Republished with Colion Noir’s permission from twitlonger.com.
“What the fuck! What the fuck! What the fuck!” We were four black teens in a shitty station wagon looking for a place to play basketball until we realized we were lost. All I can hear is my best friend in the backseat yelling over and over again, “What the fuck! What the fuck! What the fuck!” and the cop outside of the station wagon with his gun pointed directly at me yelling, “Don’t fucking move, roll the window down, don’t fucking move!”
https://www.youtube.com/watch?v=kcwTnQP2kDU
We pulled up next to a parked cop car to ask him for directions. When we realized there was no one in the car, we reversed to leave, but before my friend could put the vehicle in drive, a cop jumps out of a van next to the police car with his gun pointed right at me.
To this day I still feel a little guilty about the relief I felt when the cop made his way from my side to the driver side of the car and pointed the gun inches away from my friends head instead of mine.
My friend’s eyes were closed, and his hands were straight up. I could see the gun inches from his temple. My friend rambled, “we’re lost, we’re lost, directions, directions, we just wanted directions.” My friend in the back seat was still yelling. I just stared at the gun waiting for my life to change forever.
Eventually, everything was sorted out, but the whole ordeal messed me up. We were good kids who never got in any trouble. All we wanted to do was ask for directions. I couldn’t understand why the cop felt so threatened by us.
I remember asking myself, if we were four white teens would he have acted the same way? I don’t know, but the fact that I have to ask that question at such an age should tell you something.
I despise race baiting. Race baiting cheapens and undermines every legitimate cry of racial injustice and breeds a sense of apathy in people who would otherwise be sympathetic to such cries but feel the discussion of race is a zero-sum game they can never win.
However, there is also a problem with some people in this country dismissing racism wholesale when it isn’t overt racial slurs or crosses burning on front lawns. Covert racism is a real thing and is very dangerous. Covert racism works the same way anti-gunners use coded language to push gun control. They say common sense gun measures, but we know what they really mean.

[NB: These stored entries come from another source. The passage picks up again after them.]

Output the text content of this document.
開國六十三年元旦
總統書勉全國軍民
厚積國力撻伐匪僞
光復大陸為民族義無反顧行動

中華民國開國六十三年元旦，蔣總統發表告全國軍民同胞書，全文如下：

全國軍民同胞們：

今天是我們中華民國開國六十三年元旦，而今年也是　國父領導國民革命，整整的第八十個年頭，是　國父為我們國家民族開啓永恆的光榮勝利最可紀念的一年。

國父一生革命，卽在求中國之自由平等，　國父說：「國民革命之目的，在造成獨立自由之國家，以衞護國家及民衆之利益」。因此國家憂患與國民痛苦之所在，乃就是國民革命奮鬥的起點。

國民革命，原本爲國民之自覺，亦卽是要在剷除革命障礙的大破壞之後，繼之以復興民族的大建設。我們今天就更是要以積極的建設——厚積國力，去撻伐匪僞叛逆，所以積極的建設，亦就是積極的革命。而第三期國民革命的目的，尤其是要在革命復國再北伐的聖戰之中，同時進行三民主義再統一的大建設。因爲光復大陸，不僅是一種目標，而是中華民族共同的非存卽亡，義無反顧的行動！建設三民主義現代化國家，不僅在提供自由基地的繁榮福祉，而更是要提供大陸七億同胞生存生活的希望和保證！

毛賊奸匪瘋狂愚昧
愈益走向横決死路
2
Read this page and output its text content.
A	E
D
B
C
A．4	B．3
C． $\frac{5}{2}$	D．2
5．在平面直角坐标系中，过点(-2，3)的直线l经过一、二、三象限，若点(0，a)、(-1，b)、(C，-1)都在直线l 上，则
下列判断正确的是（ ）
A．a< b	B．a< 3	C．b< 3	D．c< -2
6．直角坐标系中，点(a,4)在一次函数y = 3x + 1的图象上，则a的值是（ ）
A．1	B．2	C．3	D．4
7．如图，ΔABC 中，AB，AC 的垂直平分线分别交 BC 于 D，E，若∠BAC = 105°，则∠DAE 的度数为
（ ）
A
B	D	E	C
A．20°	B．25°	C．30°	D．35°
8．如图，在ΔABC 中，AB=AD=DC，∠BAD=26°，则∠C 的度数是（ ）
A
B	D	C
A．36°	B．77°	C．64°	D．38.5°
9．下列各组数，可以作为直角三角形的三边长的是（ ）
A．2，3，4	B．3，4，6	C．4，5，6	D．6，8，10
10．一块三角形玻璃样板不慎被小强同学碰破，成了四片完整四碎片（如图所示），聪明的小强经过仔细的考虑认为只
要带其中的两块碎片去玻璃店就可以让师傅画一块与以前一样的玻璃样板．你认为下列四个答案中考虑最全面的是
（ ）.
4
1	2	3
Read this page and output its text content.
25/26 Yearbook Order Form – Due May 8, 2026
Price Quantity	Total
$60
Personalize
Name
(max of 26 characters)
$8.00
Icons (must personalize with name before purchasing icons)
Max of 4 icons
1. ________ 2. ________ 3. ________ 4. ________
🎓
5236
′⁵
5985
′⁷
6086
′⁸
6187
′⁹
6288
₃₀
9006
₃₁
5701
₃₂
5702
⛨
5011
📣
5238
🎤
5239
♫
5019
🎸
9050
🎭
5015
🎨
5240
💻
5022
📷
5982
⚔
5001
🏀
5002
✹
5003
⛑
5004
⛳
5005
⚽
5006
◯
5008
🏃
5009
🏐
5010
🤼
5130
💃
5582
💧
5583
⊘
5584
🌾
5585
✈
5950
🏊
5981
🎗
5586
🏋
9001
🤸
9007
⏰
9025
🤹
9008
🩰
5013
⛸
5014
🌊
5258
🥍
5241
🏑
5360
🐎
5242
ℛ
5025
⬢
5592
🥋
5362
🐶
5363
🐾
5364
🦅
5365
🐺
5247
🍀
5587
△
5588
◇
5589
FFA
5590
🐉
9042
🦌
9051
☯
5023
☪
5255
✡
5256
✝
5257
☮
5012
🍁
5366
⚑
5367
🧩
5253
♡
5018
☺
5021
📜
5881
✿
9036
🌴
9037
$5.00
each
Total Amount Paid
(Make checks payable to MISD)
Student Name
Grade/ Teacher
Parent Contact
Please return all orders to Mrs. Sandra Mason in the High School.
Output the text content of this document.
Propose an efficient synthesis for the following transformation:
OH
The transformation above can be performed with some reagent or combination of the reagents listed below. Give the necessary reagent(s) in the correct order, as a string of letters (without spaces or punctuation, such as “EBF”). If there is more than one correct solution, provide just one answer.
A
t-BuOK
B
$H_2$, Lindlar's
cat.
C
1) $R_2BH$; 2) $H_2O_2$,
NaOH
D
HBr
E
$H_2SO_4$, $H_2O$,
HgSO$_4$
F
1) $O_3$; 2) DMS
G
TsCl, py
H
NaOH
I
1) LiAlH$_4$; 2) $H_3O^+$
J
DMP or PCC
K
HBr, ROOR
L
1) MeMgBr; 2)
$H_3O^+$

We gun advocates spend our time trying to prove to the people that they don’t just want background checks they want to ban guns. The problem is, they don’t come right out and say,”give me all your guns” so no one believes us, but we know the effects are incredibly real. That’s what covert racism is and does.
In the case of officer Jeronimo Yanez, I don’t feel he woke up that day wanting to shoot a black person. However, I keep asking myself, would he have done the same thing if Philando were white? As I put on my Monday morning quarterback Jersey, it is my opinion that Philando Castile should be alive today.
I believe there was a better way to handle the initial stop. If he suspected Philando was a suspect in a robbery, there were ways to conduct that stop in a way that would have completely avoided the shooting altogether, but Yanez neglected to do so.
Beyond that point, things get a little fuzzy for me. Other than Yanez’s testimony, there is nothing I read about the trial or any newly revealed facts to suggest that Philando was going for his gun.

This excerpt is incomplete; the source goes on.